I’ve noticed recently, however, that people aren’t doing that much anymore. I have attended several local high school basketball games this season where my husband and I were the only ones singing. And people looked around at us like we were doing something wrong.

If you choose not to sing along, that’s fine. I will respect your feelings as long as you respect the flag and the anthem.

Unfortunately, that doesn’t always happen.

I was at a game last week and was standing directly across from the teams as local JROTC members presented the colors in the middle of the floor. I stood there singing when I noticed movement just left of the flag.

It was one of the athletes from the visiting team and she was quite distracting. She adjusted the spandex shorts underneath her uniform, first the left leg and then the right. Then she tugged at the left sleeve of her jersey and then the right. And finally, she pulled her headband down, let her hair out of her ponytail, pulled it back up and then readjusted her headband.

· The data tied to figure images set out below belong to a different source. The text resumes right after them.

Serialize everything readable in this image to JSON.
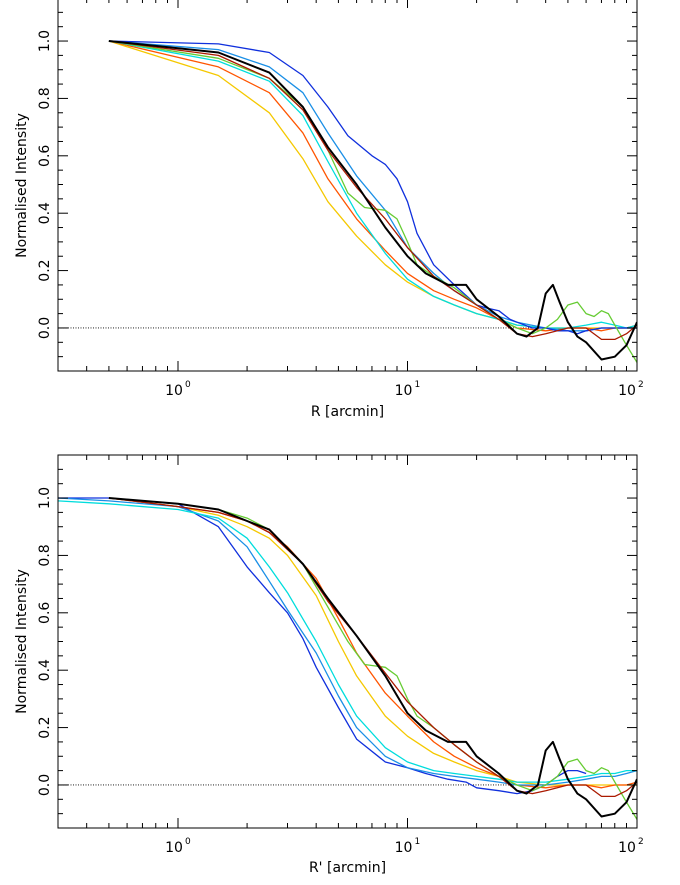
{
  "chart_data": [
    {
      "type": "line",
      "xlabel": "R [arcmin]",
      "ylabel": "Normalised Intensity",
      "x_scale": "log",
      "xlim": [
        0.3,
        100
      ],
      "ylim": [
        -0.15,
        1.15
      ],
      "x_tick_labels": [
        {
          "base": "10",
          "exp": "0"
        },
        {
          "base": "10",
          "exp": "1"
        },
        {
          "base": "10",
          "exp": "2"
        }
      ],
      "y_tick_labels": [
        "0.0",
        "0.2",
        "0.4",
        "0.6",
        "0.8",
        "1.0"
      ],
      "zero_line": true,
      "series": [
        {
          "color": "#f5c800",
          "x": [
            0.5,
            1.5,
            2.5,
            3.5,
            4.5,
            6,
            8,
            10,
            13,
            16,
            20,
            25,
            30,
            40,
            50,
            60,
            70,
            80,
            90,
            100
          ],
          "y": [
            1.0,
            0.88,
            0.75,
            0.59,
            0.44,
            0.32,
            0.22,
            0.16,
            0.11,
            0.08,
            0.05,
            0.03,
            0.01,
            0.0,
            0.0,
            0.0,
            0.0,
            0.0,
            0.0,
            0.0
          ]
        },
        {
          "color": "#ff5500",
          "x": [
            0.5,
            1.5,
            2.5,
            3.5,
            4.5,
            6,
            8,
            10,
            13,
            16,
            20,
            25,
            30,
            40,
            50,
            60,
            70,
            80,
            90,
            100
          ],
          "y": [
            1.0,
            0.91,
            0.82,
            0.68,
            0.52,
            0.38,
            0.27,
            0.19,
            0.13,
            0.1,
            0.07,
            0.03,
            0.0,
            -0.01,
            0.0,
            0.0,
            -0.01,
            0.0,
            0.0,
            0.01
          ]
        },
        {
          "color": "#00dddd",
          "x": [
            0.5,
            1.5,
            2.5,
            3.5,
            4.5,
            6,
            8,
            10,
            13,
            16,
            20,
            25,
            30,
            40,
            50,
            60,
            70,
            80,
            90,
            100
          ],
          "y": [
            1.0,
            0.93,
            0.86,
            0.74,
            0.58,
            0.4,
            0.26,
            0.17,
            0.11,
            0.08,
            0.05,
            0.03,
            0.01,
            0.0,
            0.0,
            0.01,
            0.02,
            0.01,
            0.0,
            0.01
          ]
        },
        {
          "color": "#1a8fe6",
          "x": [
            0.5,
            1.5,
            2.5,
            3.5,
            4.5,
            6,
            8,
            10,
            13,
            16,
            20,
            25,
            30,
            40,
            50,
            60,
            70,
            80,
            90,
            100
          ],
          "y": [
            1.0,
            0.97,
            0.91,
            0.82,
            0.68,
            0.53,
            0.41,
            0.28,
            0.19,
            0.13,
            0.08,
            0.04,
            0.02,
            0.0,
            -0.01,
            -0.01,
            0.0,
            0.0,
            0.0,
            0.0
          ]
        },
        {
          "color": "#1030dd",
          "x": [
            0.5,
            1.5,
            2.5,
            3.5,
            4.5,
            5.5,
            7,
            8,
            9,
            10,
            11,
            13,
            16,
            20,
            22,
            25,
            28,
            30,
            35,
            40,
            45,
            50,
            55,
            60,
            70,
            80,
            90,
            100
          ],
          "y": [
            1.0,
            0.99,
            0.96,
            0.88,
            0.77,
            0.67,
            0.6,
            0.57,
            0.52,
            0.44,
            0.33,
            0.22,
            0.15,
            0.08,
            0.07,
            0.06,
            0.03,
            0.02,
            0.0,
            0.0,
            -0.01,
            -0.01,
            -0.02,
            -0.01,
            0.0,
            0.0,
            0.0,
            0.0
          ]
        },
        {
          "color": "#66cc33",
          "x": [
            0.5,
            1.5,
            2.5,
            3.5,
            4.5,
            5.5,
            6.5,
            8,
            9,
            10,
            11,
            13,
            16,
            20,
            25,
            30,
            35,
            40,
            45,
            50,
            55,
            60,
            65,
            70,
            75,
            80,
            90,
            100
          ],
          "y": [
            1.0,
            0.94,
            0.87,
            0.77,
            0.62,
            0.47,
            0.42,
            0.41,
            0.38,
            0.3,
            0.22,
            0.18,
            0.14,
            0.08,
            0.03,
            0.0,
            -0.02,
            0.0,
            0.03,
            0.08,
            0.09,
            0.05,
            0.04,
            0.06,
            0.05,
            0.01,
            -0.06,
            -0.12
          ]
        },
        {
          "color": "#aa1a00",
          "x": [
            0.5,
            1.5,
            2.5,
            3.5,
            4.5,
            6,
            8,
            10,
            13,
            16,
            20,
            25,
            30,
            35,
            40,
            50,
            60,
            70,
            80,
            90,
            100
          ],
          "y": [
            1.0,
            0.95,
            0.87,
            0.76,
            0.62,
            0.49,
            0.38,
            0.28,
            0.18,
            0.13,
            0.08,
            0.03,
            -0.02,
            -0.03,
            -0.02,
            0.0,
            0.0,
            -0.04,
            -0.04,
            -0.02,
            0.01
          ]
        },
        {
          "color": "#000000",
          "width": 2,
          "x": [
            0.5,
            1.5,
            2.5,
            3.5,
            4.5,
            6,
            8,
            10,
            12,
            15,
            18,
            20,
            25,
            30,
            33,
            37,
            40,
            43,
            46,
            50,
            55,
            60,
            70,
            80,
            90,
            100
          ],
          "y": [
            1.0,
            0.96,
            0.89,
            0.77,
            0.63,
            0.5,
            0.35,
            0.25,
            0.19,
            0.15,
            0.15,
            0.1,
            0.04,
            -0.02,
            -0.03,
            0.0,
            0.12,
            0.15,
            0.09,
            0.02,
            -0.03,
            -0.05,
            -0.11,
            -0.1,
            -0.06,
            0.02
          ]
        }
      ]
    },
    {
      "type": "line",
      "xlabel": "R' [arcmin]",
      "ylabel": "Normalised Intensity",
      "x_scale": "log",
      "xlim": [
        0.3,
        100
      ],
      "ylim": [
        -0.15,
        1.15
      ],
      "x_tick_labels": [
        {
          "base": "10",
          "exp": "0"
        },
        {
          "base": "10",
          "exp": "1"
        },
        {
          "base": "10",
          "exp": "2"
        }
      ],
      "y_tick_labels": [
        "0.0",
        "0.2",
        "0.4",
        "0.6",
        "0.8",
        "1.0"
      ],
      "zero_line": true,
      "series": [
        {
          "color": "#f5c800",
          "x": [
            0.5,
            1.0,
            1.5,
            2.0,
            2.5,
            3,
            4,
            5,
            6,
            8,
            10,
            13,
            16,
            20,
            25,
            30,
            40,
            50,
            60,
            70,
            80,
            90,
            100
          ],
          "y": [
            1.0,
            0.97,
            0.94,
            0.9,
            0.86,
            0.8,
            0.66,
            0.5,
            0.38,
            0.24,
            0.17,
            0.11,
            0.08,
            0.05,
            0.03,
            0.01,
            0.0,
            0.0,
            0.0,
            0.0,
            0.0,
            0.0,
            0.0
          ]
        },
        {
          "color": "#ff5500",
          "x": [
            0.5,
            1.0,
            1.5,
            2.0,
            2.5,
            3,
            4,
            5,
            6,
            8,
            10,
            13,
            16,
            20,
            25,
            30,
            40,
            50,
            60,
            70,
            80,
            90,
            100
          ],
          "y": [
            1.0,
            0.97,
            0.95,
            0.92,
            0.88,
            0.83,
            0.72,
            0.58,
            0.46,
            0.32,
            0.24,
            0.15,
            0.1,
            0.06,
            0.03,
            0.0,
            -0.01,
            0.0,
            0.0,
            -0.01,
            0.0,
            0.0,
            0.01
          ]
        },
        {
          "color": "#1030dd",
          "x": [
            0.3,
            0.5,
            1.0,
            1.5,
            2.0,
            2.5,
            3,
            3.5,
            4,
            5,
            6,
            8,
            10,
            12,
            15,
            18,
            20,
            25,
            30,
            35,
            40,
            45,
            50,
            55,
            60
          ],
          "y": [
            1.0,
            1.0,
            0.98,
            0.9,
            0.76,
            0.67,
            0.6,
            0.51,
            0.41,
            0.27,
            0.16,
            0.08,
            0.06,
            0.04,
            0.02,
            0.01,
            -0.01,
            -0.02,
            -0.03,
            -0.02,
            0.0,
            0.03,
            0.05,
            0.05,
            0.04
          ]
        },
        {
          "color": "#1a8fe6",
          "x": [
            0.3,
            0.5,
            1.0,
            1.5,
            2.0,
            2.5,
            3,
            4,
            5,
            6,
            8,
            10,
            13,
            16,
            20,
            25,
            30,
            40,
            50,
            60,
            70,
            80,
            90,
            100
          ],
          "y": [
            1.0,
            0.99,
            0.97,
            0.92,
            0.83,
            0.71,
            0.61,
            0.46,
            0.31,
            0.2,
            0.1,
            0.06,
            0.04,
            0.03,
            0.02,
            0.01,
            0.0,
            0.0,
            0.01,
            0.02,
            0.03,
            0.03,
            0.04,
            0.05
          ]
        },
        {
          "color": "#00dddd",
          "x": [
            0.3,
            0.5,
            1.0,
            1.5,
            2.0,
            2.5,
            3,
            4,
            5,
            6,
            8,
            10,
            13,
            16,
            20,
            25,
            30,
            40,
            50,
            60,
            70,
            80,
            90,
            100
          ],
          "y": [
            0.99,
            0.98,
            0.96,
            0.93,
            0.86,
            0.76,
            0.67,
            0.5,
            0.35,
            0.24,
            0.13,
            0.08,
            0.05,
            0.04,
            0.03,
            0.02,
            0.01,
            0.01,
            0.02,
            0.03,
            0.04,
            0.04,
            0.05,
            0.05
          ]
        },
        {
          "color": "#66cc33",
          "x": [
            0.5,
            1.0,
            1.5,
            2.0,
            2.5,
            3.5,
            4.5,
            5.5,
            6.5,
            8,
            9,
            10,
            11,
            13,
            16,
            20,
            25,
            30,
            35,
            40,
            45,
            50,
            55,
            60,
            65,
            70,
            75,
            80,
            90,
            100
          ],
          "y": [
            1.0,
            0.98,
            0.96,
            0.93,
            0.89,
            0.77,
            0.62,
            0.5,
            0.42,
            0.41,
            0.38,
            0.3,
            0.24,
            0.2,
            0.14,
            0.08,
            0.03,
            0.0,
            -0.02,
            0.0,
            0.03,
            0.08,
            0.09,
            0.05,
            0.04,
            0.06,
            0.05,
            0.01,
            -0.06,
            -0.12
          ]
        },
        {
          "color": "#aa1a00",
          "x": [
            0.5,
            1.0,
            1.5,
            2.0,
            2.5,
            3.5,
            4.5,
            6,
            8,
            10,
            13,
            16,
            20,
            25,
            30,
            35,
            40,
            50,
            60,
            70,
            80,
            90,
            100
          ],
          "y": [
            1.0,
            0.97,
            0.95,
            0.92,
            0.88,
            0.77,
            0.64,
            0.52,
            0.39,
            0.29,
            0.2,
            0.14,
            0.08,
            0.03,
            -0.02,
            -0.03,
            -0.02,
            0.0,
            0.0,
            -0.04,
            -0.04,
            -0.02,
            0.01
          ]
        },
        {
          "color": "#000000",
          "width": 2,
          "x": [
            0.5,
            1.0,
            1.5,
            2.0,
            2.5,
            3.5,
            4.5,
            6,
            8,
            10,
            12,
            15,
            18,
            20,
            25,
            30,
            33,
            37,
            40,
            43,
            46,
            50,
            55,
            60,
            70,
            80,
            90,
            100
          ],
          "y": [
            1.0,
            0.98,
            0.96,
            0.92,
            0.89,
            0.77,
            0.65,
            0.52,
            0.38,
            0.25,
            0.19,
            0.15,
            0.15,
            0.1,
            0.04,
            -0.02,
            -0.03,
            0.0,
            0.12,
            0.15,
            0.09,
            0.02,
            -0.03,
            -0.05,
            -0.11,
            -0.1,
            -0.06,
            0.02
          ]
        }
      ]
    }
  ]
}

I fought hard to concentrate on the song and the words and the flag and what it all meant. And I felt badly for the student singing just a few feet from her.

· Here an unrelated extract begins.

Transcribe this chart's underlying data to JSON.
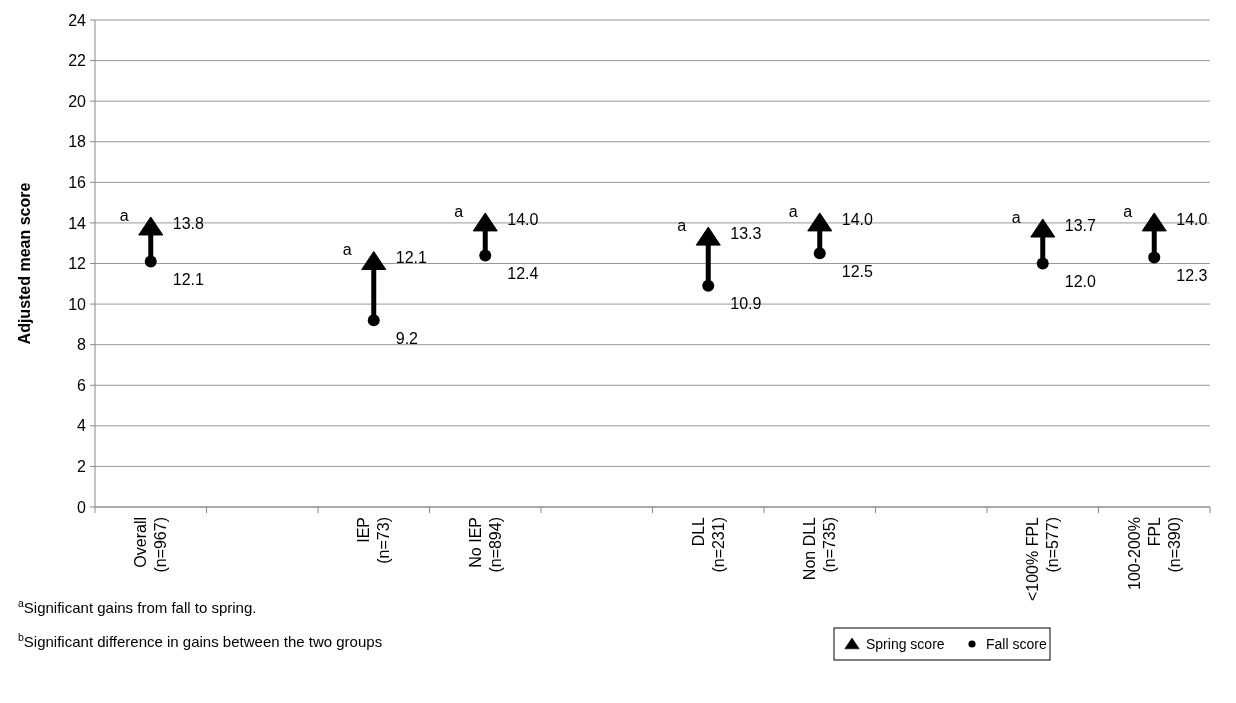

I did not know her, but I was embarrassed for her, her family, her school and her community.

So here’s the back story, if you didn’t know:

After a 25-hour onslaught of Fort McHenry by the British, the early morning light broke through on September 14, 1814, revealing the US flag still flying over the fort. Francis Scott Key looked out from the ship where he had been detained, seeing this sight, and then penned the words that would later become “The Star-Spangled Banner.”

By the 1890s, it had been adopted by US military forces for ceremonial purposes during the raising and lowering of the colors. And it officially became the national anthem in 1931, according to The National Museum of American History.

The respect we should show is not just for the national anthem, but also for the flag.

According to The Flag Code: “To salute, all persons come to attention. Those in uniform give the appropriate formal salute. Citizens not in uniform salute by placing their right hand over the heart and men with head cover should remove it and hold it to left shoulder, hand over the heart….When the national anthem is played or sung, citizens should stand at attention and salute at the first note and hold the salute through the last note. The salute is directed to the flag, if displayed, otherwise to the music.”

Henry Ward Beecher said: “A thoughtful mind, when it sees a Nation’s flag, sees not the flag only, but the Nation itself; and whatever may be its symbols, its insignia, he reads chiefly in the flag the Government, the principles, the truths, the history which belongs to the Nation that sets it forth.”

The fans of that Boston Bruins game demonstrated that to the the country. An example we all could follow.